After pacing for a good half hour, I’m almost relieved when Gabe finally stirs. I tell him that I don’t mean to rush him, but actually I do. I need air—my own air, not scented with evergreen, or freshness, or fruity incense. He takes this without protest, though his expression is unreadable. Regret sags my shoulders. I’ve crossed a line that I shouldn’t have with him—not a line crossed last night but this morning. I don’t mean to hurt him, but...

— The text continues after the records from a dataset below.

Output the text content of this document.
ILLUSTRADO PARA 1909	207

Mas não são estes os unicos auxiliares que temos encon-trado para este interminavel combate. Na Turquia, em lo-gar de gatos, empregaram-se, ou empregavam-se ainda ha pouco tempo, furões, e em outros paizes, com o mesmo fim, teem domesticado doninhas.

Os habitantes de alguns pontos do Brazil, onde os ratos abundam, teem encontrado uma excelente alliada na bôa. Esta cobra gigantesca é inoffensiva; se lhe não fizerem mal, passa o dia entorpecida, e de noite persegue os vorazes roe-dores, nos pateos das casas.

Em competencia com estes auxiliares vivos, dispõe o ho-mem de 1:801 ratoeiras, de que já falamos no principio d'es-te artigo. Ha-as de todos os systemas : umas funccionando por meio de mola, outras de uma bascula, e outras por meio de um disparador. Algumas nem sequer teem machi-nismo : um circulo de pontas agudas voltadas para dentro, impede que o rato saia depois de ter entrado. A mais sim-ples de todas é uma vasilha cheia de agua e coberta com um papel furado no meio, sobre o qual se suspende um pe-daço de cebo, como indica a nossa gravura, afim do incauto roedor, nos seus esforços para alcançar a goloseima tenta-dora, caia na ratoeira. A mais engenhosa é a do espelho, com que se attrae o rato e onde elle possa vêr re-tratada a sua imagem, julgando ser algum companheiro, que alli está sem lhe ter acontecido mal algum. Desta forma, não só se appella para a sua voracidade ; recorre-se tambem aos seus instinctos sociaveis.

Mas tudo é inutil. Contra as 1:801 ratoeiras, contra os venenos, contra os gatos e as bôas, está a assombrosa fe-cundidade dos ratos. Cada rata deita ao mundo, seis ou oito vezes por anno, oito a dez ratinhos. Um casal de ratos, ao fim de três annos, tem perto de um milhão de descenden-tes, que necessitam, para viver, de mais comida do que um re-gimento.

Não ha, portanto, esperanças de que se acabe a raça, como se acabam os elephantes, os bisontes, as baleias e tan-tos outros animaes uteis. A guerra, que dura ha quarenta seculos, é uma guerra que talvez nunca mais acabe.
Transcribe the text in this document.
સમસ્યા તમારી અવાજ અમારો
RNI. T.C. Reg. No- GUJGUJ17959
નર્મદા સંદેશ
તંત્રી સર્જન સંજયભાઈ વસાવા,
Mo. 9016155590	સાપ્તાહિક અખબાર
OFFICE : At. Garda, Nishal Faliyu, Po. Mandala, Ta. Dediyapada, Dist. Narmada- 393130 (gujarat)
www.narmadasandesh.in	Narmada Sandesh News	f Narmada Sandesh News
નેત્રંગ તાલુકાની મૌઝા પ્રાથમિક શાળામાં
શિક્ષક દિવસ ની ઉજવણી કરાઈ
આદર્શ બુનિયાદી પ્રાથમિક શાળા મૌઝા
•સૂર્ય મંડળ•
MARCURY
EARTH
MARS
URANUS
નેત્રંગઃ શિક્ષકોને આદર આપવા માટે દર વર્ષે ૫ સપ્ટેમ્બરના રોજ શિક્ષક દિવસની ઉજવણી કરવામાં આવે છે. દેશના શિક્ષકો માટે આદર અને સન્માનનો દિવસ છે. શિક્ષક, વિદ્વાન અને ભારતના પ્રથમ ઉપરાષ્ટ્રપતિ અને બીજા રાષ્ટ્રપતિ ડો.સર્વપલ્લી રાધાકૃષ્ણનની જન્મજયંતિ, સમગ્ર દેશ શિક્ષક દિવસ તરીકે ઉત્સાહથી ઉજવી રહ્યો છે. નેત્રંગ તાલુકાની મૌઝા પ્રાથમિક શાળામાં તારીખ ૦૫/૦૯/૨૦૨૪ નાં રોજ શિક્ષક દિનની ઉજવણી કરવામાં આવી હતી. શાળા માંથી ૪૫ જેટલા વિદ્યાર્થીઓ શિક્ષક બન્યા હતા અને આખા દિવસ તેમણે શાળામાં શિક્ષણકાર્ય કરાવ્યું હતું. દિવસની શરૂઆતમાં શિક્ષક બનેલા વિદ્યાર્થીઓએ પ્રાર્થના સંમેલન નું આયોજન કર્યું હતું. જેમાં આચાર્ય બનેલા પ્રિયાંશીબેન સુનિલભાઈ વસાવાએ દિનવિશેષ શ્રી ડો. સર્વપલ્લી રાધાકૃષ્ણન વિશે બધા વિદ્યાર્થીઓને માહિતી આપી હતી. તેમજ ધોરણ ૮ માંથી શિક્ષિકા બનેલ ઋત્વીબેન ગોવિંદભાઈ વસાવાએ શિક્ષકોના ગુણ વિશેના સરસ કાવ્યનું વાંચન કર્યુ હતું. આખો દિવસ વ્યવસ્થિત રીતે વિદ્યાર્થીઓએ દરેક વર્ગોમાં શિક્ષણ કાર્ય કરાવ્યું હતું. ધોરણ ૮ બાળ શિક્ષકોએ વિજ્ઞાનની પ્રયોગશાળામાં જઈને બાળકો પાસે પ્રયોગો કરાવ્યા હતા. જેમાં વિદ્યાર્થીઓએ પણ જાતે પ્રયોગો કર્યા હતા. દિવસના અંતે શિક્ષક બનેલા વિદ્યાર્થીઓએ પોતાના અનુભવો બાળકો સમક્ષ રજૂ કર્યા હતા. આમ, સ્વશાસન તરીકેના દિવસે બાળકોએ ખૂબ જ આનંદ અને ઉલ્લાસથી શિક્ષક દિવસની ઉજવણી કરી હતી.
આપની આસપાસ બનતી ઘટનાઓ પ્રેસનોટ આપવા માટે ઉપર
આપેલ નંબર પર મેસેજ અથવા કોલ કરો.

At the door, Gabe finally speaks. “You shouldn’t be here alone.”

I stare down at the floor. The last thing I need is a lecture and I certainly don’t want to talk. “I’m used to it,” I blurt out, the pressure inside me ready to burst. Once he is gone, I’ll think everything over.

“But you don’t have to be. You could stay at our house.” Our house? His and the other women’s home. His coven.